Toutefois des personnages tels que le sénateur Victor Schœlcher a convaincu François Arago, alors ministre de la Guerre et de la Marine, de proclamer l’abolition au lendemain de la proclamation de la République (24 février 1848). Un décret a été pris finalement le 27 avril 1848. Député et philosophe français Condorcet, membre de la Société des amis des Noirs, avait dénoncé un « crime contre l’espèce humaine » ; Mirabeau et Lafayette, Girondin Brissot et l’abbé Grégoire... ont apporté leur contribution dans la lutte pour l’abolition de l’esclavage.

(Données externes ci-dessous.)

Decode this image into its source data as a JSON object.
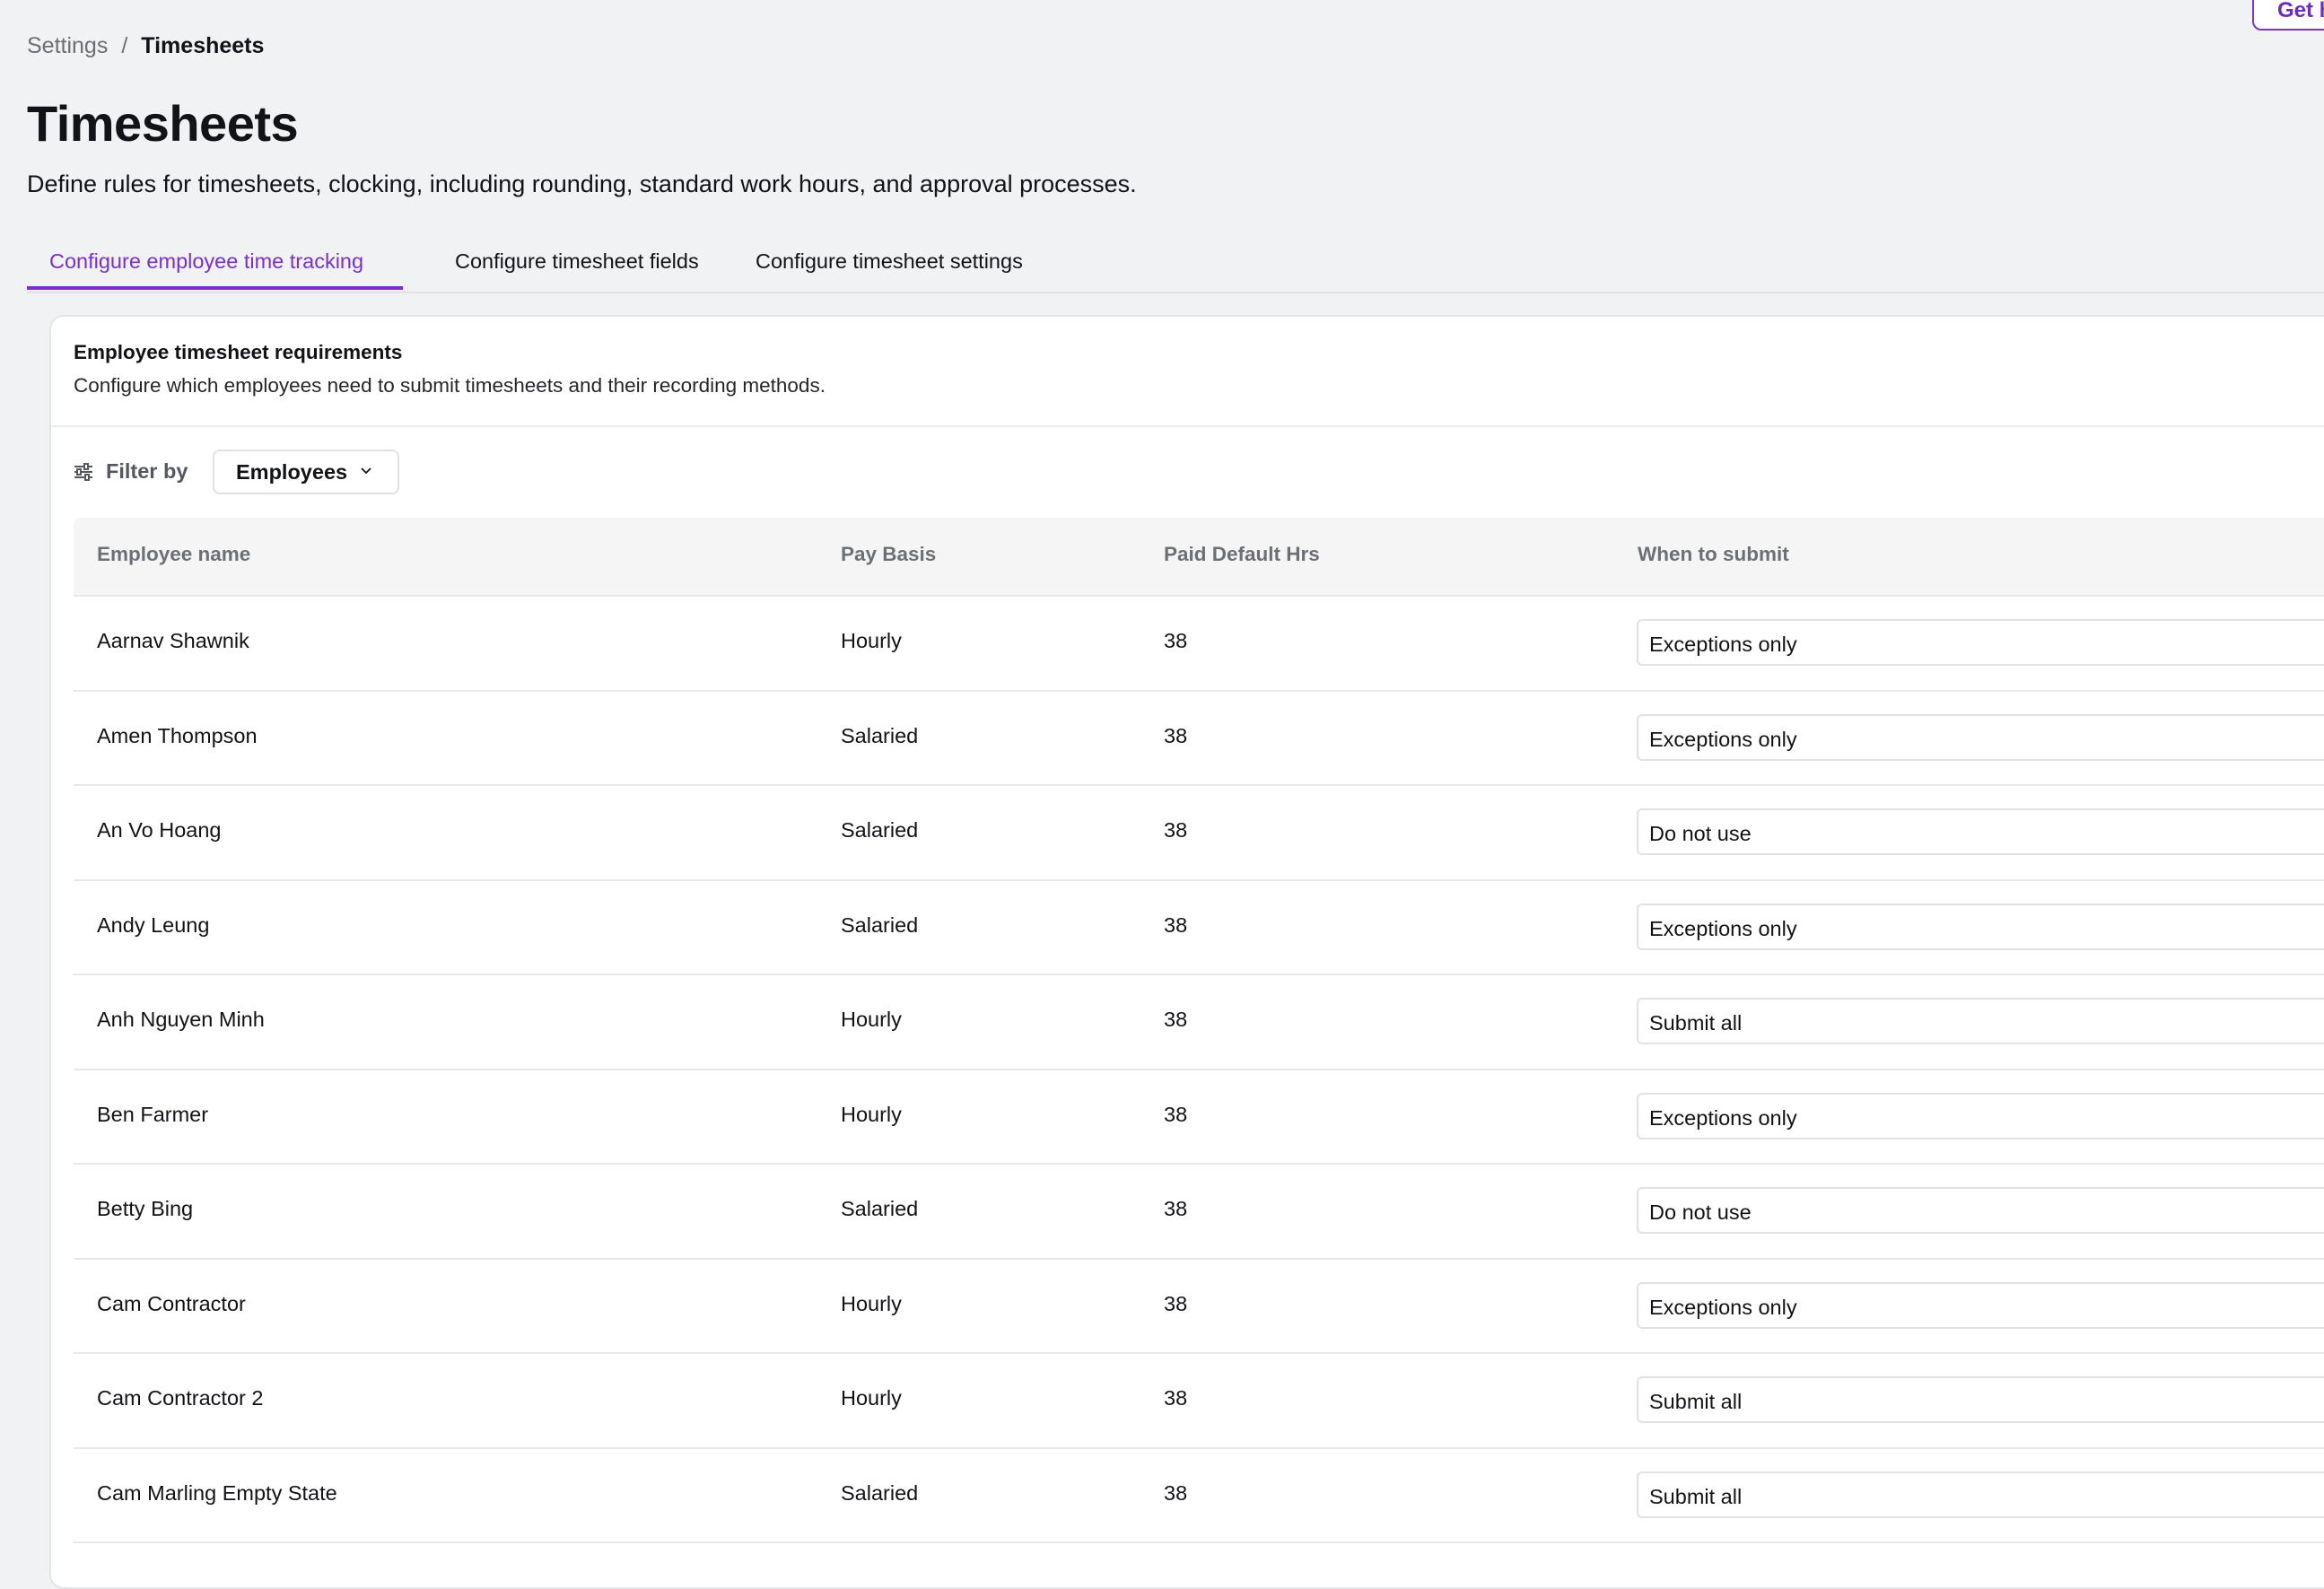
{
  "breadcrumb": {
    "parent": "Settings",
    "separator": "/",
    "current": "Timesheets"
  },
  "header": {
    "help_button": "Get h",
    "title": "Timesheets",
    "description": "Define rules for timesheets, clocking, including rounding, standard work hours, and approval processes."
  },
  "tabs": [
    {
      "label": "Configure employee time tracking",
      "active": true
    },
    {
      "label": "Configure timesheet fields",
      "active": false
    },
    {
      "label": "Configure timesheet settings",
      "active": false
    }
  ],
  "card": {
    "title": "Employee timesheet requirements",
    "description": "Configure which employees need to submit timesheets and their recording methods."
  },
  "filter": {
    "label": "Filter by",
    "value": "Employees",
    "icon": "sliders-icon"
  },
  "table": {
    "columns": [
      "Employee name",
      "Pay Basis",
      "Paid Default Hrs",
      "When to submit"
    ],
    "rows": [
      {
        "name": "Aarnav Shawnik",
        "basis": "Hourly",
        "hours": "38",
        "when": "Exceptions only"
      },
      {
        "name": "Amen Thompson",
        "basis": "Salaried",
        "hours": "38",
        "when": "Exceptions only"
      },
      {
        "name": "An Vo Hoang",
        "basis": "Salaried",
        "hours": "38",
        "when": "Do not use"
      },
      {
        "name": "Andy Leung",
        "basis": "Salaried",
        "hours": "38",
        "when": "Exceptions only"
      },
      {
        "name": "Anh Nguyen Minh",
        "basis": "Hourly",
        "hours": "38",
        "when": "Submit all"
      },
      {
        "name": "Ben Farmer",
        "basis": "Hourly",
        "hours": "38",
        "when": "Exceptions only"
      },
      {
        "name": "Betty Bing",
        "basis": "Salaried",
        "hours": "38",
        "when": "Do not use"
      },
      {
        "name": "Cam Contractor",
        "basis": "Hourly",
        "hours": "38",
        "when": "Exceptions only"
      },
      {
        "name": "Cam Contractor 2",
        "basis": "Hourly",
        "hours": "38",
        "when": "Submit all"
      },
      {
        "name": "Cam Marling Empty State",
        "basis": "Salaried",
        "hours": "38",
        "when": "Submit all"
      }
    ]
  },
  "colors": {
    "accent": "#7a2fd0",
    "background": "#f1f2f4",
    "muted_text": "#6b6f76"
  }
}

Cependant notre devoir de mémoire nous impose de rester éveiller afin qu’aucune forme d’esclavage ne se profile à notre ère. L’esclavage moderne est plus subtil et discret au point que nous devons rester vigilants pour le dénoncer.
Aujourd’hui ce sont des êtres faibles qui sont impliqués tels que les enfants, les femmes et parfois les hommes. En Afrique des enfants sont vendus et emmenés vers les pays tels que le Cameroun, la Côte d’Ivoire, le Gabon, le Ghana, et le Nigeria. Même en occident certaines femmes sont obligées de se prostituer pour des exploitants sans scrupules. Les domestiques ne n’ont plus épargnés.
Il faut rappeler que la France a adopté la loi Taubirat classant l’esclavage des Noirs et la Traite Transatlantique comme crime contre l’humanité (parution au journal officiel du 23 mai 2001).
Rappelons aussi qu’au XXI ème siècle les Africains sont encore victimes d’un processus de déshumanisation se traduisant par le non respect institutionnalisé des droits civiques et des droits humains, la chasse systématique au faciès des Africains (par exemple les « Sans Papiers »), discrimination dans l’accès au travail, au logement, à la culture, accès aux soins de santé, la jouissance d’une vie sociale épanouie dans l’ensemble...

Par Yves Kodjo LODONOU

Sources : ABECEDAIRE de l’Esclavage des Noirs, Gilles Gauvin Editions Dapper ; Site Web GRIOO.COM articles du 07/03/2004 et 18/05/2004 ; Aujourd’hui l’Afrique n°68 juin 1998, Esclaves et Négriers, Jean Meyer Découvertes Gallimard Paris 1997, journal Le Monde 31/08/2001

 

© Copyright Yves Kodjo LODONOU

Notes

[1] La traite négrière désigne le commerce des esclaves africains. Le mot « traite » recouvre en fait toute sorte de commerces.

[2] L’esclavage est le fait d’enlever toutes les libertés à un individu pour en faire une simple force de travail.